After a thorough examination of all the evidence in the case, I adhere to my first impression, that the finding and judgment of the trial court based thereon, not only cannot be disturbed by an appellate court, but that it is amply sustained thereby. In reaching this conclusion, I considered it immaterial whether the trial court may have held the divorce thus proved by the appellant to be valid, and considered her conduct and acquiescence therein at the time, and her inconsistent declarations and actions now, only as affecting her credibility, or held her to be estopped now to attack an invalid divorce by reason of her silence and acceptance of it as valid during all these years while the rights'.of other parties have intervened, under the rule that “he who is silent when conscience requires him to speak shall be debarred from speaking when conscience re*386quires him to keep silent.” Evans v. Woodsworth, 213 Ill. 404, 72 N. E. 1082; Hammond v. Hammond, 49 Tex. Civ. App. 482, 108 S. W. 1024; Pittinger v. Pittinger, 28 Colo. 308, 89 Am. St. Rep. 193, 64 Pac. 195.

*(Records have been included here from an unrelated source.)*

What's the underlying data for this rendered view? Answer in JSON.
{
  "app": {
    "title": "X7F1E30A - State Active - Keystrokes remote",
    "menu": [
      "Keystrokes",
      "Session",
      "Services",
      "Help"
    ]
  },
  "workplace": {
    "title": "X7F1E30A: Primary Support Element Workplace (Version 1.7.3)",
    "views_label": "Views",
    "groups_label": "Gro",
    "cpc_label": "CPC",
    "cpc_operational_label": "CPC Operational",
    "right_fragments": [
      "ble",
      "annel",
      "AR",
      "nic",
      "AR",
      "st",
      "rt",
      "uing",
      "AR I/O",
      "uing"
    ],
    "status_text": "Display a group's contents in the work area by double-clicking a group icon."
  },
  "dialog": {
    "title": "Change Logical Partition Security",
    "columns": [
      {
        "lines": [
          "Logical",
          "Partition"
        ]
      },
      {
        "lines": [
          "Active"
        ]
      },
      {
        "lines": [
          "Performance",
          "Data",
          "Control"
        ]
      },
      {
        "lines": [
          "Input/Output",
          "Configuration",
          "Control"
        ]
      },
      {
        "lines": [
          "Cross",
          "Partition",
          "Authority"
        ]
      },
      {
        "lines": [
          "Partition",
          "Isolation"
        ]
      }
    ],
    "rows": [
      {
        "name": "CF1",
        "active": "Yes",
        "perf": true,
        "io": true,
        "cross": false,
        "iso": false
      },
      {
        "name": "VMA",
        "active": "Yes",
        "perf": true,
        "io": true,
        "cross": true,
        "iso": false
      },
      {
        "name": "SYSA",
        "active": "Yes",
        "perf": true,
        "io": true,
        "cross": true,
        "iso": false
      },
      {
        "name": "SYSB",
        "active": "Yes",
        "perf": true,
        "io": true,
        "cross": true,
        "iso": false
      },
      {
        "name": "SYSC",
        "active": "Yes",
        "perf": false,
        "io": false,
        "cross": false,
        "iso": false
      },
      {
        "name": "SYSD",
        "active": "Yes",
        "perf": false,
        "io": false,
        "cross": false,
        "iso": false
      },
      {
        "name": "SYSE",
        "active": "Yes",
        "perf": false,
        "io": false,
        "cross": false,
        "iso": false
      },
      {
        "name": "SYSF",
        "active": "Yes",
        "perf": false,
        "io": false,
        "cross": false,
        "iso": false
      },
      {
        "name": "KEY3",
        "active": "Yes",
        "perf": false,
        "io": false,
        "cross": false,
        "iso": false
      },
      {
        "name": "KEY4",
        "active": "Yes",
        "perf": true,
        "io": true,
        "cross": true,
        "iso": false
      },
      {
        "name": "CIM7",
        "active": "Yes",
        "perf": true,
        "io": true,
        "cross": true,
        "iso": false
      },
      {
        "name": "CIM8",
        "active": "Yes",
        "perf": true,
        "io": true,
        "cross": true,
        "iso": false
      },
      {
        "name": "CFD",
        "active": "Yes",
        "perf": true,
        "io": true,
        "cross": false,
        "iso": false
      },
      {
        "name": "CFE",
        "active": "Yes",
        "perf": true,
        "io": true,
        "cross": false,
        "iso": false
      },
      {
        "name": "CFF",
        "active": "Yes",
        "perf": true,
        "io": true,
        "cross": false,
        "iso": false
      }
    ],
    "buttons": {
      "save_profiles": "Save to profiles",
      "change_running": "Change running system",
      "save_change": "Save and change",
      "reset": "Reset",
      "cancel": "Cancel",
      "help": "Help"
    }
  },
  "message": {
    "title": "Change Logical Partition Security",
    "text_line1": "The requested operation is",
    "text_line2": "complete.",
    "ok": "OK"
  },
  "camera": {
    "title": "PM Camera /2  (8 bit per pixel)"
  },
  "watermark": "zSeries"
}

The judgment of the lower court should be affirmed.

CAMPBELL, J. — Mr. Justice DOE and I concur in the affirmance of the judgment in this case on the ground that the appellant under the facts of the case is estopped from asserting her rights as the wife of McCord.

PER CURIAM. — The judgment of the district court is affirmed.

LEWIS, J., deeming himself disqualified, took no part in the determination of this case.